Abstract: Banjir berulang di wilayah aliran sungai mengganggu keberlanjutan belajar siswa, terutama siswa penyandang disabilitas. Penelitian ini bertujuan untuk memahami bagaimana ekologi belajar inklusif terbentuk dan beradaptasi dalam situasi bencana melalui studi multikasus pada tiga sekolah di daerah rawan banjir. Penelitian menggunakan pendekatan kualitatif melalui wawancara mendalam, observasi, dan analisis dokumen untuk memetakan dinamika antarlevel sistem berdasarkan teori ekologi Bronfenbrenner, Universal Design for Learning (UDL), dan prinsip Disaster Risk Reduction (DRR). Temuan penelitian menunjukkan adanya mekanisme adaptasi berlapis pada tingkat mikro, meso, ekso, dan makro yang memungkinkan keberlangsungan pembelajaran inklusif selama krisis. Berdasarkan temuan tersebut, dikembangkan model Ecological System of Adaptation (ESA-Adapt) yang menegaskan pentingnya fleksibilitas pedagogis, dukungan komunitas, dan respons kebijakan yang inklusif.
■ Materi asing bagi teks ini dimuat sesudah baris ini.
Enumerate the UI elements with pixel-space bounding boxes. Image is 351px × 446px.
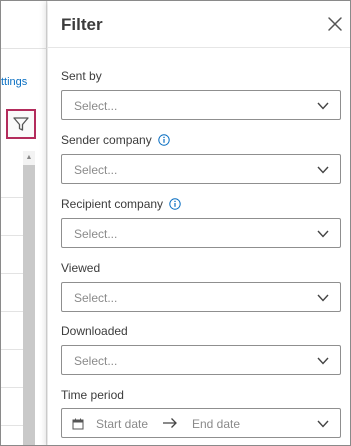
viewed-label: Viewed: [61, 261, 101, 275]
info-icon[interactable]: [158, 134, 170, 146]
scroll-up-arrow-icon[interactable]: ▲: [23, 154, 35, 161]
header-divider: [48, 47, 350, 48]
window-frame: ttings ▲ Filter Sent by Select... Sender…: [0, 0, 351, 446]
date-range-picker[interactable]: Start date End date: [61, 408, 341, 438]
funnel-icon: [13, 117, 29, 131]
table-row-divider: [1, 349, 23, 350]
table-row-divider: [1, 387, 23, 388]
filter-panel: Filter Sent by Select... Sender company …: [48, 1, 350, 445]
end-date-input[interactable]: End date: [192, 417, 240, 431]
table-row-divider: [1, 235, 23, 236]
recipient-company-select[interactable]: Select...: [61, 218, 341, 248]
settings-link[interactable]: ttings: [1, 76, 27, 88]
time-period-label: Time period: [61, 388, 124, 402]
sent-by-select[interactable]: Select...: [61, 90, 341, 120]
recipient-company-placeholder: Select...: [74, 227, 118, 241]
chevron-down-icon: [317, 102, 329, 110]
sender-company-label: Sender company: [61, 133, 170, 147]
viewed-placeholder: Select...: [74, 291, 118, 305]
chevron-down-icon: [317, 294, 329, 302]
close-button[interactable]: [326, 15, 344, 33]
sender-company-placeholder: Select...: [74, 163, 118, 177]
table-row-divider: [1, 425, 23, 426]
calendar-icon: [72, 418, 84, 430]
chevron-down-icon: [317, 357, 329, 365]
sent-by-placeholder: Select...: [74, 99, 118, 113]
chevron-down-icon: [317, 166, 329, 174]
table-row-divider: [1, 273, 23, 274]
info-icon[interactable]: [169, 198, 181, 210]
background-app: ttings ▲: [1, 1, 47, 445]
close-icon: [328, 17, 342, 31]
filter-button[interactable]: [6, 109, 36, 139]
scrollbar-thumb[interactable]: [23, 165, 35, 445]
table-row-divider: [1, 311, 23, 312]
downloaded-placeholder: Select...: [74, 354, 118, 368]
background-header: [1, 1, 47, 49]
downloaded-label: Downloaded: [61, 324, 128, 338]
sender-company-select[interactable]: Select...: [61, 154, 341, 184]
downloaded-select[interactable]: Select...: [61, 345, 341, 375]
viewed-select[interactable]: Select...: [61, 282, 341, 312]
table-row-divider: [1, 197, 23, 198]
vertical-scrollbar[interactable]: ▲: [23, 151, 35, 445]
panel-title: Filter: [61, 15, 103, 34]
chevron-down-icon: [317, 230, 329, 238]
start-date-input[interactable]: Start date: [96, 417, 148, 431]
chevron-down-icon: [317, 420, 329, 428]
arrow-right-icon: [163, 418, 177, 428]
recipient-company-label: Recipient company: [61, 197, 181, 211]
sent-by-label: Sent by: [61, 69, 102, 83]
Penelitian ini memberikan kontribusi teoretis bagi kajian ekologi pendidikan serta implikasi praktis bagi penguatan pendidikan tangguh bencana. Namun, temuan penelitian dibatasi oleh cakupan geografis yang hanya meliputi sekolah-sekolah di sepanjang bantaran sungai tertentu sehingga generalisasi perlu dilakukan secara hati-hati.

Keywords: ekologi belajar, pendidikan inklusif, resiliensi, banjir, ESA-Adapt.